Did Dar-win?

Darwin uses a variety of evidence to support three main arguments. The first is the principle of gradation in which a species make gradual changes over time instead of suddenly coming into being in the geological record. The main support for this principle lies in the sterility of hybrids. The first cross-species has organs that are still functional but the hybrids are sterile. Any radical change to the variations of a species usually results in sterility. The second supporting argument claims the specific incitement for variation would be the climate. The glacial period being referenced as a radical period of variation for species. He states that it is illogical to expect to see the links between species because they are usually supplanted and surpassed by their more adapted counterparts. The support for this argument is limited due to the lack of geological records. “The noble science of Geology loses glory from the extreme imperfections of the record” (Darwin pg510) There is also the human issue of classifying every addition to the geological record as a new species. His third supporting argument is the domestication of certain plants and animals. He argues that if people can select for certain favorable traits to aid in survival then it is not a leap in logic to see the same selection in nature. The species most able of producing offspring that has favorable traits for their living conditions will thrive over their competitors. The climate and conditions will naturally select the most successful traits for that area.


The most convincing argument is the sterility of species who have undergone dramatic changes. This is an experiment that anyone could do in their backyard with a few species of plants or just a couple ant terrariums. In my opinion, the most easily replicable argument is the most effective. It is really hard to convince people of ideological principles because it takes a basis of common understanding. You can give anybody an easy science project and tell them to come to their own conclusions. Granted, it takes longer than just blindly accepting the results of those before you, but it gives a more concrete understanding of the principals at work.
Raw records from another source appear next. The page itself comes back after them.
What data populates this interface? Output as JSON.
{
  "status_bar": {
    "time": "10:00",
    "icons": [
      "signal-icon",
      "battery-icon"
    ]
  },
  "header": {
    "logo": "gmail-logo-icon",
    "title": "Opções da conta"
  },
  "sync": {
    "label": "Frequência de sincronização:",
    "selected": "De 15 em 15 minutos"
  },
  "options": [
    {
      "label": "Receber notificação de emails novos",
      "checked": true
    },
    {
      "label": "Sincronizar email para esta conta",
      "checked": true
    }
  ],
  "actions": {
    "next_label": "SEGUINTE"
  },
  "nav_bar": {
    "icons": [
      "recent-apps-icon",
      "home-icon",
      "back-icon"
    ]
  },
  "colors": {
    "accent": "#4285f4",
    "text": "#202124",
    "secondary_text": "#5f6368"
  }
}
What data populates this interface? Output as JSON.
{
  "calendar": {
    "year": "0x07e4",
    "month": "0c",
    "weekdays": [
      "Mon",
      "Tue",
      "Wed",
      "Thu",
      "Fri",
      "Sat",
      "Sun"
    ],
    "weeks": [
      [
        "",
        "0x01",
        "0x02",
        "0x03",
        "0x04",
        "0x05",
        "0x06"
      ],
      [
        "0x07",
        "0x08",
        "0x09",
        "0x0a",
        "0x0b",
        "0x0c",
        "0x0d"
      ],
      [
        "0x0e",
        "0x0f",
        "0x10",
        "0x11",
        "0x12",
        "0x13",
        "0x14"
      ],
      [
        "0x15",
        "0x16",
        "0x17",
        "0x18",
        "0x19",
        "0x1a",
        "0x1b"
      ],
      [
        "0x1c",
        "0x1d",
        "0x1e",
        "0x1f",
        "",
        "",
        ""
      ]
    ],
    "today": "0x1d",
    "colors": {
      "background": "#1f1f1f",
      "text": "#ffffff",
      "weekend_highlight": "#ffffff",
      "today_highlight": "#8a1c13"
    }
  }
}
2 thoughts on “Did Dar-win?”

  1. I agree with your closing statement. I think one of the most important parts of the scientific process and the process of evaluating anything is determining whether it can be repeatable with additional trials. It’s one of the key determining factors that one of my favorite skeptics, James Randi, uses to determine if something actually has substance or is just hocus pocus. Anything that is actually scientific can be duplicated and experimental processes repeated over and over, in fact it is a large number of trials and trials by peers that holds research accountable. The phrase ‘tried and true’ exists for a reason, and people are a lot more likely to have faith in things that can demonstrate reliability.

    The theory of evolution in particular is highly consistent and demonstrates this through fossil records and observation of species, and we can very easily see artificial selection at play when we breed dogs. One of the most famous and important scientific experiments supporting the selection model is the Soviet domesticated fox program, in which they artificially selected for tameness and human-friendly traits, resulting in several generations down the line producing foxes with different eye colors and floppy ears!

  2. I like how you talked about the possible human error when classifying species vs. varieties. Personally, I don’t think that detracts anything from Darwin’s argument – whether a fossil represents one or the other isn’t of huge significance if it shows a change in the organism. Eventually the distinction will be easy to see, but both offer proof to his theory. Geology is not an infallible source, so humans cannot be expected to read it perfectly.